I understand that Judge Roberts felt he could not discuss the case while it was pending before the Supreme Court, but even when asked about his views of the scope of executive power unrelated to the Hamdan case, he was evasive. He did little more than describe the Court's current framework for analyzing assertions of executive power.

As a result, I do not know whether he believes that the state of war is a blank check for the President or whether he would closely scrutinize the legality of executive branch actions at all times. Given the fact that the Hamdan decision placed our troops at risk, I am forced to conclude that some of his future decisions might threaten the security of troops abroad and our security at home.

Now, some may argue that Democrats ought to vote for Judge Roberts because he is the best nominee we could expect from the administration. I cannot agree to confirm the next Chief Justice of the United States simply because the next nominee to the Court may be less protective of our fundamental rights or liberties or less dangerous to national security. Frankly, I am not sure how I would make that determination given the limited record before me.

Some may argue that Democrats should vote for Judge Roberts because of his resume. He obviously is qualified in terms of his legal education and litigation experience. But I do not think that should be the test. A Supreme Court Justice needs more qualifications than an impressive legal resume. They need compassion and sensitivity. They need a clarity with respect to their approach to the Constitution. They need an understanding of the consequences of their decisions and how they further democratic traditions.

As a Senator, I am duty bound to consider each nominee as an individual and how he or she will fit into the current Court--the current closely divided Supreme Court. I have a duty to protect the fundamental rights I believe our Constitution guarantees. I have a duty to preserve the incredible progress that has been made toward the realization of those rights for Americans. I have a duty to safeguard our national security, and to prevent the executive from using war as a blank check to violate both national and international law.
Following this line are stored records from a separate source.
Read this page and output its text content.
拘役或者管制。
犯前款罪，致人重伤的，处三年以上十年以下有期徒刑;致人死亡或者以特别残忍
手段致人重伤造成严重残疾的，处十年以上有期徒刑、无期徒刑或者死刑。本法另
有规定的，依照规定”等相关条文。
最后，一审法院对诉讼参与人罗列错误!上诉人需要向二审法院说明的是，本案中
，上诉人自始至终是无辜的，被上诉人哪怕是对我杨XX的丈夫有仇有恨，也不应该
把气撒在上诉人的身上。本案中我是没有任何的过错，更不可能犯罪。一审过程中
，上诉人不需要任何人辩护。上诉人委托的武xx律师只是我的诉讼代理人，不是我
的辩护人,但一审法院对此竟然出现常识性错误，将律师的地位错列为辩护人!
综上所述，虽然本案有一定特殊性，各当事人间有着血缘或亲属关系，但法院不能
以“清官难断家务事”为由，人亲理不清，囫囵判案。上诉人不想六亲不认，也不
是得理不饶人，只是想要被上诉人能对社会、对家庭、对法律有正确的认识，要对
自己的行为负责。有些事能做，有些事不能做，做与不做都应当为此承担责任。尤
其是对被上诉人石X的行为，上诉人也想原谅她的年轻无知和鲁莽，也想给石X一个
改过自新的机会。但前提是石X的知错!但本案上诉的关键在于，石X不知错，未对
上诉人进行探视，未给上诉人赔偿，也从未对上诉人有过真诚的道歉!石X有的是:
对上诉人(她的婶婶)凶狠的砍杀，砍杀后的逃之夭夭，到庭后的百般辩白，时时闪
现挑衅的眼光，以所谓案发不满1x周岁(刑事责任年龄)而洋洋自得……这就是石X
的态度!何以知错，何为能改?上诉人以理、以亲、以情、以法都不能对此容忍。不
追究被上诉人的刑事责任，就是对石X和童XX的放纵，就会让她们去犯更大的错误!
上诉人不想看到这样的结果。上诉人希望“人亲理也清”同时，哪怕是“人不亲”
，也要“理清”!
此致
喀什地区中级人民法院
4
John Roberts will be confirmed. I hope and look forward to decisions that will allay all of my concerns. He may author or join opinions protecting the rights which we hold so dear, and in so doing he may prove all of my concerns to be groundless. I hope so. But the questions I have raised, the absence of critical documents, the lack of clarity surrounding fundamental issues on how he would interpret the Constitution, requires me to fulfill my constitutional duty by opposing his nomination to be the next Chief Justice.

I thank the Chair again, and I thank the Senator for his courtesy.